The FEMuR III randomised controlled trial faced significant recruitment challenges, compounded by the COVID-19 pandemic and systemic issues within healthcare settings. A qualitative study published in Trials journal, highlighted that the pandemic forced trial recruitment to halt on March 19, 2020, with only 21.5% of the target sample (96 participants) recruited. Recruitment remained inconsistent until the second quarter of 2022 due to regional lockdowns and resource reallocation to COVID-19-related research.
Impact of COVID-19 on Recruitment
Beyond complete halts, restrictions on non-essential staff entering wards limited recruiters' opportunities. Carer and family member access was also restricted, making it difficult for patients to discuss participation with their families. Some patients were hesitant to engage in extra therapy sessions or allow healthcare professionals into their homes, primarily due to fear of contracting COVID-19.
‘COVID was already something extra to deal with. They were already really stressed. The idea of having someone else come in or something else to deal with, people just said, “No. I’m not doing that.”’ (Participant 3).
Interestingly, some recruiters noted that the trial's offer of increased social contact, regardless of the assigned arm, motivated patients during the isolation of the pandemic.
Access and Integration Barriers
Recruiters faced practical difficulties in accessing clinical notes and systems to determine patient eligibility. Variable access to clinical systems and challenges in approaching patients within busy ward environments further complicated the process. Patient turnover and movement between wards also hindered follow-up efforts due to limited system access for researchers.
The recruitment process was labor-intensive, involving multiple ward visits and duplicate paperwork. Competing priorities among clinical staff, who were often unable to assist due to ward pressures, also posed a challenge. Some recruiters felt isolated from the main trial site, with communication difficulties between acute and community sites hindering intervention delivery.
Rapport, Relationships, and Communication
Communication style, rapport, and communication skills were crucial in explaining the trial to patients. Introducing patients to research team members with whom they were already familiar facilitated relaxed conversations and trust. Reducing stress for patients by minimizing initial information or recruiting in the home setting also proved beneficial.

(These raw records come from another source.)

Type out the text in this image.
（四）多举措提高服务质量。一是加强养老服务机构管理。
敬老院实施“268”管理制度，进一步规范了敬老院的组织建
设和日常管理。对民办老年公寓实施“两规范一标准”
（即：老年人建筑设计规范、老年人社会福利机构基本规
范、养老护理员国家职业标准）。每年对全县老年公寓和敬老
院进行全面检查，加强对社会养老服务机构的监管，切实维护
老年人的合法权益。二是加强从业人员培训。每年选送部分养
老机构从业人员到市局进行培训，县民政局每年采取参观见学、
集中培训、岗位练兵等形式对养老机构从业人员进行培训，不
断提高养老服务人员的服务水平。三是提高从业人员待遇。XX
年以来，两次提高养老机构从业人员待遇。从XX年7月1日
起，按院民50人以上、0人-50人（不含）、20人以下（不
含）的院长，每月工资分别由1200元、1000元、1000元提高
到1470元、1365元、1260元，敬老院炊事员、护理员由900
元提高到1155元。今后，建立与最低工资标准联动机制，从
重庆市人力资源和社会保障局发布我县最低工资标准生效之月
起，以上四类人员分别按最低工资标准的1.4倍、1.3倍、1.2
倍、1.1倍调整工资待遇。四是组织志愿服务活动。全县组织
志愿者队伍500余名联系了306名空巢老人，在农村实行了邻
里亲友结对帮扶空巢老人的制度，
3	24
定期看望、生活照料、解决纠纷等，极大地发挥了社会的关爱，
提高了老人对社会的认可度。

Relationships with clinical and clerical ward staff were key to successful recruitment. Family involvement could either encourage or discourage participation, depending on their perceptions of the trial.
Information and Knowledge Gaps
Inadequate guidance around the recruitment process led to inconsistent trial implementation across different sites. Recruiters reported that the patient information sheet was initially overwhelming, with too much information. Some felt that questionnaires covered overlapping concepts, increasing patient burden.
‘Why don't you have a little read through that, and we'll come back to you in 2 days?’ and they’re like, “I really feel rough. I'm on all kinds of medication for pain. I've just had an operation. What the hell are you asking me to read 18 pages for?”’ (Participant 7).
Addressing Perceptions of Research
Negative perceptions of research, such as patients feeling like "lab rats," and misunderstandings about randomization, also hindered recruitment. Patients with prior research experience or connections to healthcare were more likely to participate.
Explaining equipoise—the genuine uncertainty about which treatment is more effective—was crucial in reassuring patients that they would not lose out by participating. Carer reluctance, stemming from a lack of perceived personal benefit or discomfort with questionnaires, also posed a challenge.
Ethical Dilemmas and Eligibility Ambiguity
Recruiters faced ethical and moral dilemmas when deciding whether to approach patients with limited capacity, significant life stresses, or reduced life expectancy. Some erred on the side of caution, while others felt it was essential to offer all eligible patients the opportunity to participate.
Difficulty in separating clinical and research roles, coupled with patients seeking clinical input from recruiters, further complicated the process.